There are four very good reasons not to jump straight into an expression of interest (step 4) at this point:
1. You may end up wasting your time with an inappropriate Challenge. There are lots of reasons why an expression of interest can be rejected (see step 5) and some very simple enquiries to the authority may identify reasons why a Challenge for a particular service would be automatically unsuccessful.
2. You will need to get good quality information about any service you wish to challenge to run. You will need to find out as much as possible about how it is delivered at the moment, how it is organised geographically, what outcomes it achieves, what other organisations (if any) are involved in elements of delivery, and how much of the authority’s budget is currently spent on it.
To successfully challenge to deliver a service using the Right to Challenge you will need to be able to demonstrate how you can deliver a better service. You might feel that you can deliver a better quality service, a more responsive service, a more joined-up service, or even a cheaper service, but unless you know what the ‘baseline’ position is, you will struggle to demonstrate that this may be the case. An expression of interest which contains inadequate or inaccurate information can be rejected on these grounds alone.
3. You will need to identify whether TUPE – Transfer of Undertakings (Protection of Employment) – is likely to apply. TUPE is a highly complex area of regulations which mean that when a service is transferred from one organisation to another, employees’ jobs and conditions may need to transfer at the same time. If this is the case, then clearly your whole approach to a Right to Challenge will be different to your approach if it is not.

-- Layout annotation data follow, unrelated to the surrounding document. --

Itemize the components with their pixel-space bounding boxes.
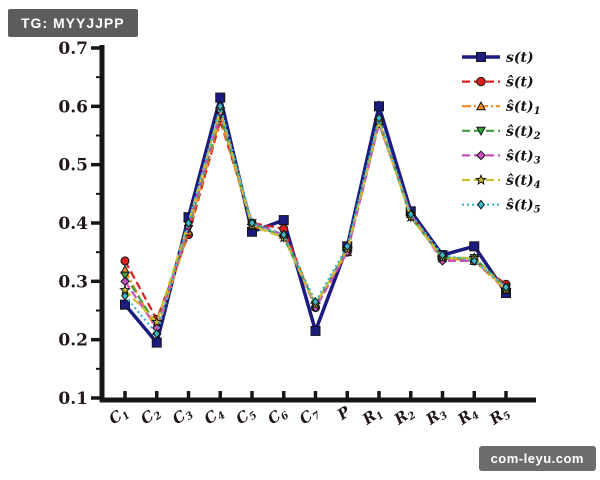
- series-line: [124, 116, 507, 322]
- watermark: com-leyu.com: [478, 446, 596, 471]
- x-tick-label: R5: [485, 403, 513, 431]
- legend-label: ŝ(t)2: [506, 124, 541, 142]
- x-tick-label: C4: [201, 403, 228, 430]
- x-tick-label: R4: [453, 403, 481, 431]
- x-tick-label: C2: [137, 403, 164, 430]
- series-line: [124, 108, 507, 331]
- x-tick-label: R3: [422, 403, 450, 431]
- series-estimate-5: [119, 103, 512, 327]
- title-badge-label: TG: MYYJJPP: [21, 15, 125, 31]
- x-tick-label: R2: [390, 403, 418, 431]
- title-badge: TG: MYYJJPP: [8, 9, 138, 37]
- legend-label: ŝ(t)5: [506, 198, 541, 216]
- y-tick-label: 0.5: [58, 156, 88, 176]
- legend-label: s(t): [506, 50, 534, 66]
- legend: s(t) ŝ(t) ŝ(t)1 ŝ(t)2 ŝ(t)3 ŝ(t)4 ŝ(t)5: [462, 50, 541, 216]
- legend-item: s(t): [462, 50, 534, 66]
- legend-item: ŝ(t)5: [462, 198, 541, 216]
- series-line: [124, 105, 507, 325]
- legend-label: ŝ(t)3: [506, 148, 541, 166]
- legend-label: ŝ(t): [506, 75, 534, 91]
- y-axis: 0.1 0.2 0.3 0.4 0.5 0.6 0.7: [58, 39, 105, 409]
- series-estimate-6: [121, 101, 510, 339]
- x-axis: C1 C2 C3 C4 C5 C6 C7 P R1 R2 R3 R4 R5: [100, 391, 536, 431]
- legend-label: ŝ(t)1: [506, 99, 541, 117]
- y-tick-label: 0.6: [58, 97, 88, 117]
- legend-item: ŝ(t)3: [462, 148, 541, 166]
- series-line: [124, 111, 507, 328]
- x-tick-label: C5: [232, 403, 259, 430]
- y-tick-label: 0.2: [58, 331, 88, 351]
- y-tick-label: 0.4: [58, 214, 88, 234]
- x-tick-label: C6: [264, 403, 291, 430]
- y-tick-label: 0.1: [58, 389, 88, 409]
- legend-item: ŝ(t)2: [462, 124, 541, 142]
- x-tick-label: C7: [296, 403, 323, 430]
- watermark-label: com-leyu.com: [490, 451, 584, 466]
- x-tick-label: C1: [105, 403, 132, 430]
- x-tick-label: R1: [358, 403, 386, 431]
- legend-item: ŝ(t)4: [462, 173, 541, 191]
- x-tick-label: C3: [169, 403, 196, 430]
- legend-item: ŝ(t)1: [462, 99, 541, 117]
- x-tick-label: P: [333, 402, 354, 424]
- series-estimate-3: [120, 111, 511, 331]
- y-tick-label: 0.3: [58, 272, 88, 292]
- y-tick-label: 0.7: [58, 39, 88, 59]
- legend-label: ŝ(t)4: [506, 173, 541, 191]
- series-estimate-1: [120, 116, 511, 324]
- legend-item: ŝ(t): [462, 75, 534, 91]
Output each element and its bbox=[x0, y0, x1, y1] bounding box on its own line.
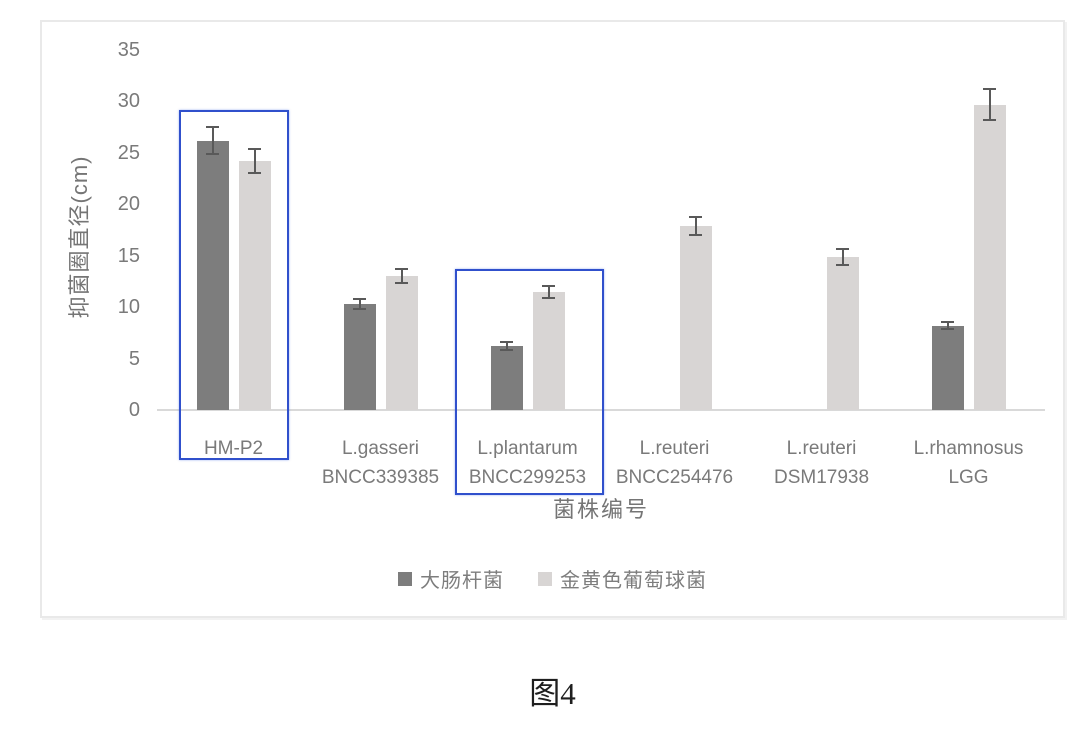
bar bbox=[931, 325, 964, 410]
legend-item: 大肠杆菌 bbox=[398, 564, 504, 593]
error-bar-line bbox=[358, 298, 361, 310]
error-bar-line bbox=[988, 89, 991, 120]
error-bar-cap bbox=[206, 152, 219, 155]
bar bbox=[196, 140, 229, 410]
y-axis-tick: 30 bbox=[117, 90, 140, 113]
error-bar-line bbox=[946, 322, 949, 330]
error-bar-cap bbox=[248, 172, 261, 175]
legend-item: 金黄色葡萄球菌 bbox=[538, 564, 707, 593]
bar bbox=[490, 346, 523, 410]
error-bar-cap bbox=[941, 328, 954, 331]
error-bar-line bbox=[841, 248, 844, 265]
error-bar-cap bbox=[941, 321, 954, 324]
figure-caption: 图4 bbox=[529, 676, 576, 711]
error-bar-cap bbox=[983, 118, 996, 121]
bar bbox=[826, 256, 859, 410]
error-bar-cap bbox=[500, 341, 513, 344]
bar bbox=[385, 276, 418, 410]
bar bbox=[532, 291, 565, 410]
error-bar-cap bbox=[983, 88, 996, 91]
legend: 大肠杆菌 金黄色葡萄球菌 bbox=[42, 564, 1063, 593]
error-bar-cap bbox=[542, 284, 555, 287]
bar bbox=[343, 304, 376, 410]
error-bar-cap bbox=[248, 147, 261, 150]
bar bbox=[679, 225, 712, 410]
error-bar-cap bbox=[836, 247, 849, 250]
error-bar-line bbox=[505, 342, 508, 351]
error-bar-cap bbox=[353, 297, 366, 300]
legend-label: 金黄色葡萄球菌 bbox=[560, 570, 707, 592]
x-axis-line bbox=[157, 409, 1045, 411]
error-bar-line bbox=[400, 269, 403, 284]
error-bar-cap bbox=[395, 282, 408, 285]
error-bar-cap bbox=[836, 263, 849, 266]
y-axis-tick: 25 bbox=[117, 141, 140, 164]
error-bar-cap bbox=[395, 268, 408, 271]
y-axis-tick: 15 bbox=[117, 244, 140, 267]
error-bar-cap bbox=[542, 296, 555, 299]
chart-panel: 抑菌圈直径(cm) 0 5 10 15 20 25 30 35 HM-P2 L.gasseri B… bbox=[40, 20, 1065, 618]
x-axis-title: 菌株编号 bbox=[552, 497, 649, 522]
x-axis-label: L.gasseri BNCC339385 bbox=[321, 438, 440, 488]
legend-label: 大肠杆菌 bbox=[420, 570, 504, 592]
error-bar-line bbox=[547, 285, 550, 298]
bar bbox=[973, 104, 1006, 410]
x-axis-label: L.reuteri BNCC254476 bbox=[615, 438, 734, 488]
error-bar-cap bbox=[500, 349, 513, 352]
legend-swatch bbox=[538, 571, 552, 586]
y-axis-tick: 20 bbox=[117, 193, 140, 216]
error-bar-cap bbox=[206, 126, 219, 129]
error-bar-line bbox=[253, 148, 256, 174]
y-axis-tick: 5 bbox=[128, 347, 140, 370]
bar bbox=[238, 161, 271, 410]
error-bar-cap bbox=[353, 308, 366, 311]
error-bar-line bbox=[694, 216, 697, 236]
x-axis-label: L.reuteri DSM17938 bbox=[773, 438, 870, 488]
y-axis-tick: 10 bbox=[117, 296, 140, 319]
error-bar-cap bbox=[689, 234, 702, 237]
error-bar-cap bbox=[689, 215, 702, 218]
y-axis-tick: 0 bbox=[128, 399, 140, 421]
x-axis-label: L.rhamnosus LGG bbox=[913, 438, 1024, 488]
error-bar-line bbox=[211, 127, 214, 154]
legend-swatch bbox=[398, 571, 412, 586]
y-axis-tick: 35 bbox=[117, 39, 140, 61]
highlight-box-hm-p2 bbox=[179, 110, 289, 460]
highlight-box-l-plantarum bbox=[455, 269, 604, 495]
x-axis-label: HM-P2 bbox=[203, 438, 264, 459]
x-axis-label: L.plantarum BNCC299253 bbox=[468, 438, 587, 488]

It is often not completely clear whether TUPE will definitely apply in any given situation as it depends on a number of factors which may be grey areas in your case, but the most important thing to note is that applying or not applying TUPE is not a decision which you can just make yourself.
Read our Guidance on TUPE for more information.
4. You may find that there is a better way to achieving your goals than by using the Community Right to Challenge. You might find that the authority is already reviewing how it delivers that service and is willing to talk to you about your ideas. Or they may already be planning to procure for the service and can give you some information about the planned procurement process. Or you may even get some information from the authority which means that your goals might change, and you might find a solution which is better for both parties.